Modern astronomy relies on massive databases collected by robotic telescopes and digital sky surveys, acquiring data in a much faster pace than what manual analysis can support. Among other data, these sky surveys collect information about millions and sometimes billions of extra-galactic objects. Since the very large number of objects makes manual observation impractical, automatic methods that can analyze and annotate extra-galactic objects are required to fully utilize the discovery power of these databases. Machine learning methods for annotation of celestial objects can be separated broadly into methods that use the photometric information collected by digital sky surveys, and methods that analyze the image of the object. Here we describe a hybrid method that combines photometry and image data to annotate galaxies by their morphology, and a method that uses that information to identify objects that are visually similar to a query object (query-by-example). The results are compared to using just photometric information from SDSS, and to using just the morphological descriptors extracted directly from the images. The comparison shows that for automatic classification the image data provide marginal addition to the information provided by the photometry data. For query-by-example, however, the analysis of the image data provides more information that improves the automatic detection substantially. The source code and binaries of the method can be downloaded through the Astrophysics Source Code Library.

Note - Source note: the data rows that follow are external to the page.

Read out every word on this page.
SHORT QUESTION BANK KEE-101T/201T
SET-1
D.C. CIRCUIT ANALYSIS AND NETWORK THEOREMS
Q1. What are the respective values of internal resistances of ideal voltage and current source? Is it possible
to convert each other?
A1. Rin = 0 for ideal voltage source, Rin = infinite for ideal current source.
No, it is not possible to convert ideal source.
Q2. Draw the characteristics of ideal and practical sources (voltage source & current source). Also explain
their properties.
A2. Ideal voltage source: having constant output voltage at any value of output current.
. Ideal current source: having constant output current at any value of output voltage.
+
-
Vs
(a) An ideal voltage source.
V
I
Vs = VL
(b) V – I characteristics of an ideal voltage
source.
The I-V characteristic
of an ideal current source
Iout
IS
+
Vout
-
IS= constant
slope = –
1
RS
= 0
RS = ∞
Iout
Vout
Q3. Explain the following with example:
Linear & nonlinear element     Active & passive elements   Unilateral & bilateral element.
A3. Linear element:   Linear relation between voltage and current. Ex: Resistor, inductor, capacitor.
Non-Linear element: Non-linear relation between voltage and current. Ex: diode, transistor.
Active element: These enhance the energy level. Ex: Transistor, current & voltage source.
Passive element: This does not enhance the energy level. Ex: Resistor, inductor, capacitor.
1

[2] oai:arXiv.org:1602.06854 [pdf] - 1392864

Computer-generated visual morphology catalog of ~3,000,000 SDSS galaxies

Kuminski, Evan; Shamir, Lior

Comments: ApJS, accepted. CAS public tables added

Submitted: 2016-02-22, last modified: 2016-03-27

We applied computer analysis to classify the broad morphological type of ~3,000,000 SDSS galaxies. The catalog provides for each galaxy the DR8 object ID, right ascension, declination, and the certainty of the automatic classification to spiral or elliptical. The certainty of the classification allows controlling the accuracy of a subset of galaxies by sacrificing some of the least certain classifications. The accuracy of the catalog was tested using galaxies that were classified by the manually annotated Galaxy Zoo catalog. The results show that the catalog contains ~900,000 spiral galaxies and ~600,000 elliptical galaxies with classification certainty that has a statistical agreement rate of ~98% with Galaxy Zoo debiased 'superclean' dataset. That also demonstrates the ability of computers to turn large datasets of galaxy images into structured catalogs of galaxy morphology. The catalog can be downloaded at http://vfacstaff.ltu.edu/lshamir/data/morph_catalog , and can be accessed through public tables on CAS: public.broadMorph.LargeGM, public.broadMorph.LargeWnnGM, and public.broadMorph.SpectraGM. The image analysis software that was used to create the catalog is also publicly available.

[3] oai:arXiv.org:1409.7935 [pdf] - 1222285

Combining human and machine learning for morphological analysis of galaxy images

Kuminski, Evan; George, Joe; Wallin, John; Shamir, Lior

Comments: PASP, accepted

Submitted: 2014-09-28

The increasing importance of digital sky surveys collecting many millions of galaxy images has reinforced the need for robust methods that can perform morphological analysis of large galaxy image databases. Citizen science initiatives such as Galaxy Zoo showed that large datasets of galaxy images can be analyzed effectively by non-scientist volunteers, but since databases generated by robotic telescopes grow much faster than the processing power of any group of citizen scientists, it is clear that computer analysis is required. Here we propose to use citizen science data for training machine learning systems, and show experimental results demonstrating that machine learning systems can be trained with citizen science data. Our findings show that the performance of machine learning depends on the quality of the data, which can be improved by using samples that have a high degree of agreement between the citizen scientists. The source code of the method is publicly available.